Preferred entrypoint for publishable storage numbers: `nix run ./nix/test-cluster#cluster -- fresh-storage-bench`
`nix run ./nix/test-cluster#cluster -- bench-coronafs-local-matrix` runs the local single-process CoronaFS export benchmark across the supported `cache`/`aio` combinations so software-path regressions can be separated from VM-lab network limits.
On the current lab hosts, `cache=none` with `aio=io_uring` is the strongest local-export profile and should be treated as the reference point when CoronaFS remote numbers are being distorted by the nested-QEMU/VDE network path.
## Advanced usage
Use the script entrypoint only for local debugging inside a prepared Nix shell:
```bash
nix develop ./nix/test-cluster -c ./nix/test-cluster/run-cluster.sh smoke
```
For the strongest local check, use:
```bash
nix develop ./nix/test-cluster -c ./nix/test-cluster/run-cluster.sh fresh-smoke
```
## Runtime state
The harness stores build links and VM runtime state under `${PHOTON_CLUSTER_WORK_ROOT:-$REPO_ROOT/work/test-cluster}` by default, with VM disks under `${PHOTON_VM_DIR:-$PHOTON_CLUSTER_WORK_ROOT/state}` and VDE switch state under `${PHOTON_CLUSTER_VDE_SWITCH_DIR:-$PHOTON_CLUSTER_WORK_ROOT/vde-switch}`. Alternate build profiles use profile-suffixed siblings such as `${PHOTON_VM_DIR:-$PHOTON_CLUSTER_WORK_ROOT/state}-storage`.
The publishable KVM wrapper keeps its logs under the path you pass in, defaults runtime/cache state to `./work/publishable-kvm-runtime`, and defaults temporary files to `./work/tmp`.

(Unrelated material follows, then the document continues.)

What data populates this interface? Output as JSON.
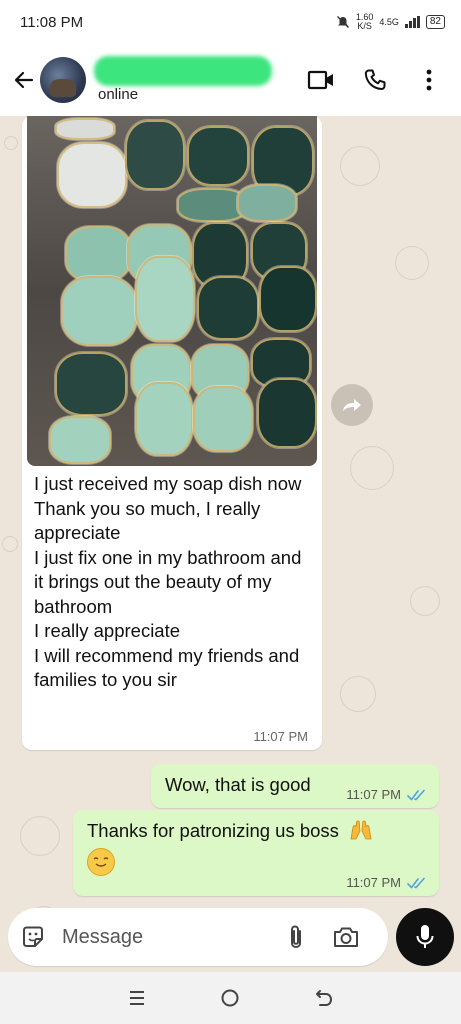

Logs for each VM are written to `<state-dir>/<node>/vm.log`.
Use `./nix/test-cluster/work-root-budget.sh status` for disk budget reporting, `./nix/test-cluster/work-root-budget.sh enforce` when a local proof run should fail once tracked paths exceed soft budgets, and `./nix/test-cluster/work-root-budget.sh prune-proof-logs 2` for a safer dated-proof cleanup dry-run. The helper reports the size of `./work`, `./work/test-cluster/state`, disposable runtime roots, and dated proof directories including `./work/rollout-soak`, `./work/provider-vm-reality-proof`, and `./work/hardware-smoke`, then prints a safe cleanup sequence that stops the cluster, removes transient VM state, trims old proof logs, and finally runs a Nix store GC once old result symlinks are no longer needed.

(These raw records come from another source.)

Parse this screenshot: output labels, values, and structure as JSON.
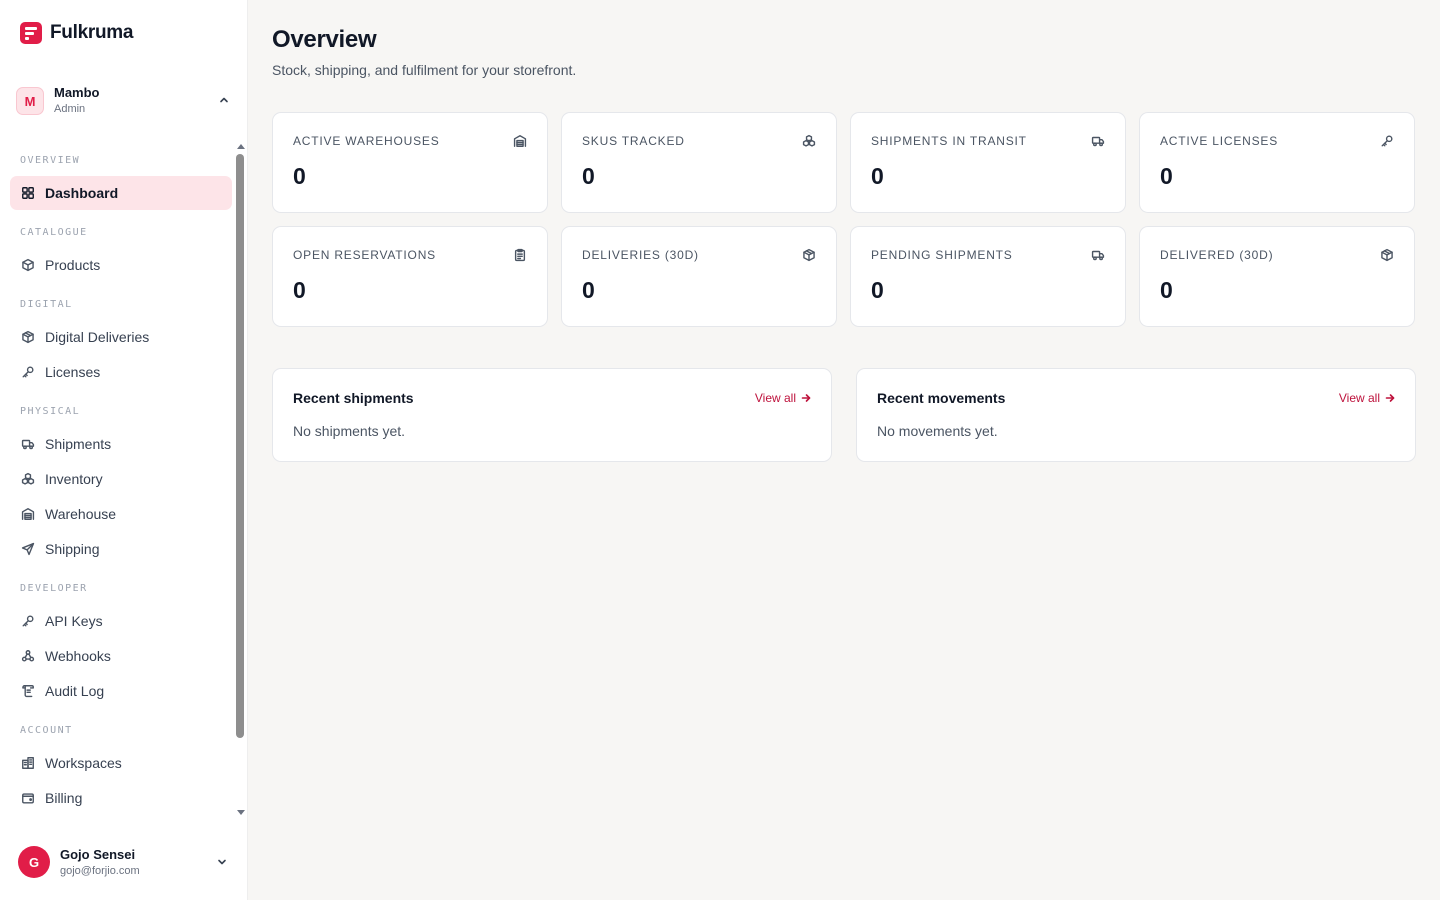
{
  "brand": {
    "name": "Fulkruma",
    "accent": "#e11d48"
  },
  "workspace": {
    "initial": "M",
    "name": "Mambo",
    "role": "Admin"
  },
  "sidebar": {
    "sections": [
      {
        "label": "OVERVIEW",
        "items": [
          {
            "label": "Dashboard",
            "icon": "grid-icon",
            "active": true
          }
        ]
      },
      {
        "label": "CATALOGUE",
        "items": [
          {
            "label": "Products",
            "icon": "box-icon"
          }
        ]
      },
      {
        "label": "DIGITAL",
        "items": [
          {
            "label": "Digital Deliveries",
            "icon": "package-icon"
          },
          {
            "label": "Licenses",
            "icon": "key-icon"
          }
        ]
      },
      {
        "label": "PHYSICAL",
        "items": [
          {
            "label": "Shipments",
            "icon": "truck-icon"
          },
          {
            "label": "Inventory",
            "icon": "boxes-icon"
          },
          {
            "label": "Warehouse",
            "icon": "warehouse-icon"
          },
          {
            "label": "Shipping",
            "icon": "send-icon"
          }
        ]
      },
      {
        "label": "DEVELOPER",
        "items": [
          {
            "label": "API Keys",
            "icon": "key-icon"
          },
          {
            "label": "Webhooks",
            "icon": "webhook-icon"
          },
          {
            "label": "Audit Log",
            "icon": "scroll-icon"
          }
        ]
      },
      {
        "label": "ACCOUNT",
        "items": [
          {
            "label": "Workspaces",
            "icon": "building-icon"
          },
          {
            "label": "Billing",
            "icon": "wallet-icon"
          }
        ]
      }
    ]
  },
  "user": {
    "initial": "G",
    "name": "Gojo Sensei",
    "email": "gojo@forjio.com"
  },
  "page": {
    "title": "Overview",
    "subtitle": "Stock, shipping, and fulfilment for your storefront."
  },
  "stats": [
    {
      "label": "ACTIVE WAREHOUSES",
      "value": "0",
      "icon": "warehouse-icon"
    },
    {
      "label": "SKUS TRACKED",
      "value": "0",
      "icon": "boxes-icon"
    },
    {
      "label": "SHIPMENTS IN TRANSIT",
      "value": "0",
      "icon": "truck-icon"
    },
    {
      "label": "ACTIVE LICENSES",
      "value": "0",
      "icon": "key-icon"
    },
    {
      "label": "OPEN RESERVATIONS",
      "value": "0",
      "icon": "clipboard-icon"
    },
    {
      "label": "DELIVERIES (30D)",
      "value": "0",
      "icon": "package-icon"
    },
    {
      "label": "PENDING SHIPMENTS",
      "value": "0",
      "icon": "truck-icon"
    },
    {
      "label": "DELIVERED (30D)",
      "value": "0",
      "icon": "package-icon"
    }
  ],
  "panels": [
    {
      "title": "Recent shipments",
      "link": "View all",
      "empty": "No shipments yet."
    },
    {
      "title": "Recent movements",
      "link": "View all",
      "empty": "No movements yet."
    }
  ]
}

`./work/hardware-smoke` is the proof root for physical-node bring-up attempts. `hardware-smoke.sh` keeps `latest` pointed at the newest preflight or capture run so transport-free blocked state and real hardware evidence land in the same place.
## Scope note
This harness is intentionally VM-first, but the canonical bare-metal install proof also lives here so the docs, harness, and `flake check` all exercise the same ISO route. Older ad hoc launch scripts under `baremetal/vm-cluster` are `legacy/manual` paths, `nixosConfigurations.netboot-worker` is an archived worker helper outside the canonical guard set, and only `netboot-all-in-one` plus `netboot-control-plane` remain companion images for the supported profiles.